四肢の骨折に対する早期リハビリテーションの原則

  (i) 介入のタイミングと基準。
  整形外科治療後のバイタルサインが安定し.内・外固定が良好で.出血や重度の創傷感染の兆候がなく.手足の機能障害がある骨折者は.リハビリを受けることができる。
  (ii)治療の原理と方法。
  1.急性不安定期。
  怪我や手術の後.4週間を指します。 この時期のリハビリテーション治療は.痛みや出血を止め.炎症性滲出液の吸収を促進し.腫れを抑えることが中心です。非侵襲性の関節や健康な四肢の運動療法を行い.血液循環を促進し.筋肉の萎縮や関節の癒着を防ぎます。
  (1) 骨折部に隣接する関節の筋の等尺性収縮が患肢の疼痛なく行われること(例:大腿骨骨折.脛骨骨折後の大腿四頭筋の等尺性収縮)。 非固定関節の能動・受動活動を1日1~2回実施し.活動範囲は健常肢の正常な動きをできるだけ多くすることが望ましい。
  (上肢骨折の場合は.骨折の固定が良好であれば.できるだけ早く完全な体重負荷と地上での活動を開始し.下肢骨折の場合は.骨折の固定が良好であれば.装具や松葉杖の助けを借りて.部分的な体重負荷と地上での活動を開始すること。 ADLトレーニング開始
  (3) 患肢を高くしてベッドで安静にし.腹式呼吸と深呼吸を行い.破砕性肺炎を予防する。
  2.急性期安定期。
  ケガや手術の後.4~12週間程度です。 この時期のリハビリテーション治療の中心は.骨のかさぶたの成長・硬化を促し.骨折の安定性に影響を与えない範囲で.筋力強化や関節可動域訓練を行い.筋力の向上と関節可動域の拡大を図ることです。

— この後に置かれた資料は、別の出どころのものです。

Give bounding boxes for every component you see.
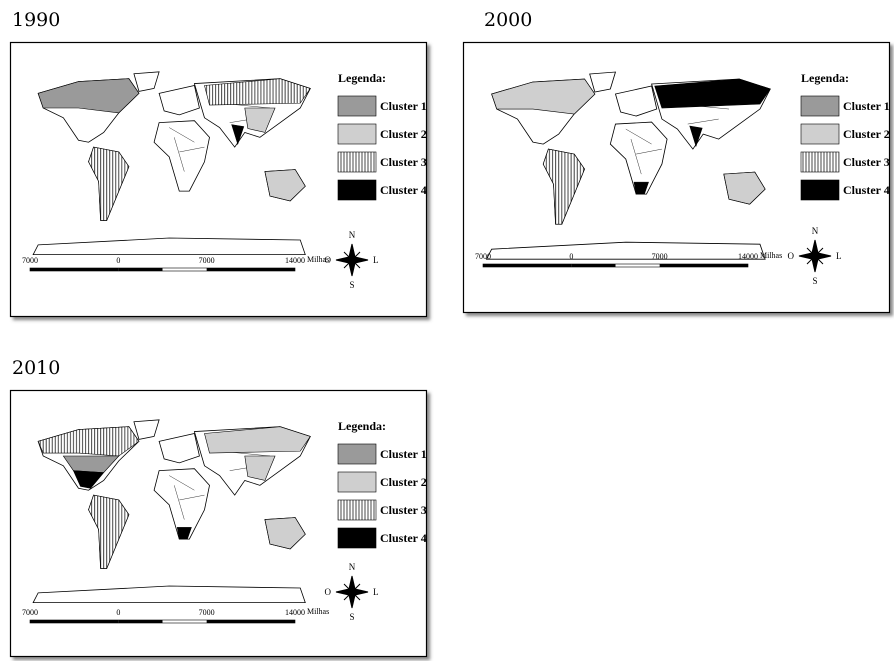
compass-letter: N (349, 230, 356, 240)
legend-label: Cluster 2 (843, 127, 890, 141)
compass-letter: S (812, 276, 817, 286)
panel-year: 1990 (12, 9, 60, 31)
legend-label: Cluster 1 (380, 99, 427, 113)
scale-segment (118, 268, 162, 271)
compass-letter: N (349, 562, 356, 572)
scale-label: 7000 (199, 608, 215, 617)
legend-label: Cluster 3 (380, 503, 427, 517)
scale-label: 0 (116, 608, 120, 617)
figure: 1990 2000 2010 Legenda: Cluster 1 Cluster … (0, 0, 894, 661)
legend-label: Cluster 3 (843, 155, 890, 169)
compass-letter: N (812, 226, 819, 236)
scale-label: 7000 (22, 256, 38, 265)
legend-swatch (338, 124, 376, 144)
scale-label: 0 (116, 256, 120, 265)
scale-segment (118, 620, 162, 623)
compass-letter: O (788, 251, 795, 261)
scale-label: 14000 (285, 608, 305, 617)
legend-swatch (801, 124, 839, 144)
legend-swatch (801, 152, 839, 172)
legend-title: Legenda: (801, 71, 849, 85)
compass-letter: S (349, 280, 354, 290)
scale-label: 14000 (285, 256, 305, 265)
map-panel: Legenda: Cluster 1 Cluster 2 Cluster 3 Clust… (11, 391, 427, 657)
compass-letter: L (373, 255, 379, 265)
legend-label: Cluster 1 (380, 447, 427, 461)
scale-label: 0 (569, 252, 573, 261)
legend-label: Cluster 2 (380, 475, 427, 489)
compass-letter: L (373, 587, 379, 597)
legend-title: Legenda: (338, 71, 386, 85)
compass-letter: S (349, 612, 354, 622)
legend-label: Cluster 4 (380, 531, 427, 545)
legend-swatch (801, 96, 839, 116)
legend-swatch (338, 180, 376, 200)
legend-label: Cluster 4 (380, 183, 427, 197)
compass-letter: O (325, 587, 332, 597)
scale-label: 14000 (738, 252, 758, 261)
legend-label: Cluster 2 (380, 127, 427, 141)
scale-unit: Milhas (760, 251, 782, 260)
scale-segment (483, 264, 571, 267)
legend-swatch (338, 96, 376, 116)
scale-label: 7000 (22, 608, 38, 617)
legend-label: Cluster 4 (843, 183, 890, 197)
scale-segment (207, 620, 295, 623)
legend-label: Cluster 3 (380, 155, 427, 169)
scale-label: 7000 (652, 252, 668, 261)
scale-segment (207, 268, 295, 271)
legend-swatch (338, 528, 376, 548)
legend-swatch (338, 152, 376, 172)
scale-unit: Milhas (307, 607, 329, 616)
map-panel: Legenda: Cluster 1 Cluster 2 Cluster 3 Clust… (464, 43, 890, 313)
legend-label: Cluster 1 (843, 99, 890, 113)
scale-segment (660, 264, 748, 267)
scale-segment (571, 264, 615, 267)
scale-label: 7000 (475, 252, 491, 261)
legend-swatch (338, 472, 376, 492)
map-panel: Legenda: Cluster 1 Cluster 2 Cluster 3 Clust… (11, 43, 427, 317)
legend-swatch (338, 444, 376, 464)
panel-year: 2000 (484, 9, 532, 31)
panel-year: 2010 (12, 357, 60, 379)
compass-letter: L (836, 251, 842, 261)
legend-title: Legenda: (338, 419, 386, 433)
compass-letter: O (325, 255, 332, 265)
scale-label: 7000 (199, 256, 215, 265)
legend-swatch (801, 180, 839, 200)
scale-segment (30, 268, 118, 271)
legend-swatch (338, 500, 376, 520)
scale-segment (30, 620, 118, 623)
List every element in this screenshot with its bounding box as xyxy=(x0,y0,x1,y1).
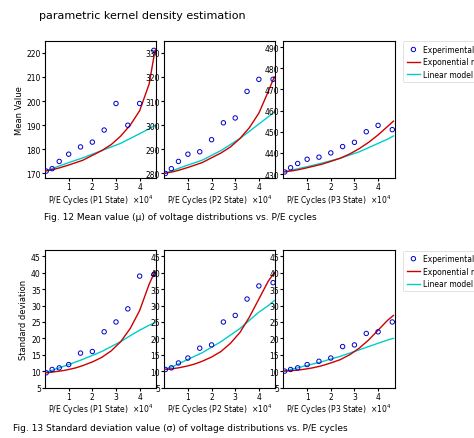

  (1)筋力・関節可動域訓練の頻度と強度を上げることを前提に.上肢骨折の場合は機能的な自転車を使った訓練が可能である。 下肢骨折の場合.松葉杖や装具を使用して.体重の10~20%から始め.状態に応じて毎週体重の5~10%ずつ増やして.徐々に体重を支える活動を開始します。
  (2) 骨折の治癒.瘢痕軟化.関節の癒着緩解を促進するために.状況に応じて超音波やオーディオ電気療法を使用する。
  (3) 回復期間。
  一般的には.怪我や手術の後.約12週間。 この間.骨折は基本的に治癒しているので.受傷者はリハビリテーション治療の強度を高め.患肢の正常な機能への早期復帰を促進する必要があります。
  (1) 急性期治療の頻度と強度を高め.関節可動域が正常に戻るまで能動的・受動的関節可動域訓練を強化し.下肢骨折の負傷者が松葉杖を放棄する前に片足に体重をかけて完全に立てるようになるまで松葉杖や装具の助けを借りて地上で段階的に体重負荷活動を継続すること。
  (2) ADL訓練を継続し.負傷者の介護.仕事.運動などの能力を徐々に回復させる。
  (3) 治療の各段階において.患肢の正しい位置や動かし方.寝返り.体位変換.歩行訓練や手指機能訓練を正しく実施するよう指導し.訓練による患肢の痛みや骨折部位の悪影響を軽減し.骨折変位を予防し.合併症の発生を抑えることができること。
  (iii) リハビリテーション・ケアのポイント
  1.負傷者の異なる骨折部位に応じた体位と動作の指導を行う。 病棟で関節可動域.筋力.体重負荷.歩行に関する簡単な訓練を実施するために.負傷者を監督・指導する。
  2.二次災害(転倒.火傷など).廃用症候群.下肢静脈血栓症.患肢の腫脹.疼痛.感染などの合併症を予防します。
  3.心理的ケア.在宅・地域リハビリテーションケアの指導を行う。
  (iv) 補助器具のマッチング。
  1.傷害の状況に応じて.機能的体位装具や機能訓練用装具を適用する。 下肢骨折の方は.対応する部位に無負荷装具や固定式装具を装着します。
  2.手足が腫れている方は圧着手甲や圧着衣を.下肢骨折の方は腋窩杖.肘掛杖.杖などの歩行補助具を使用する必要があります。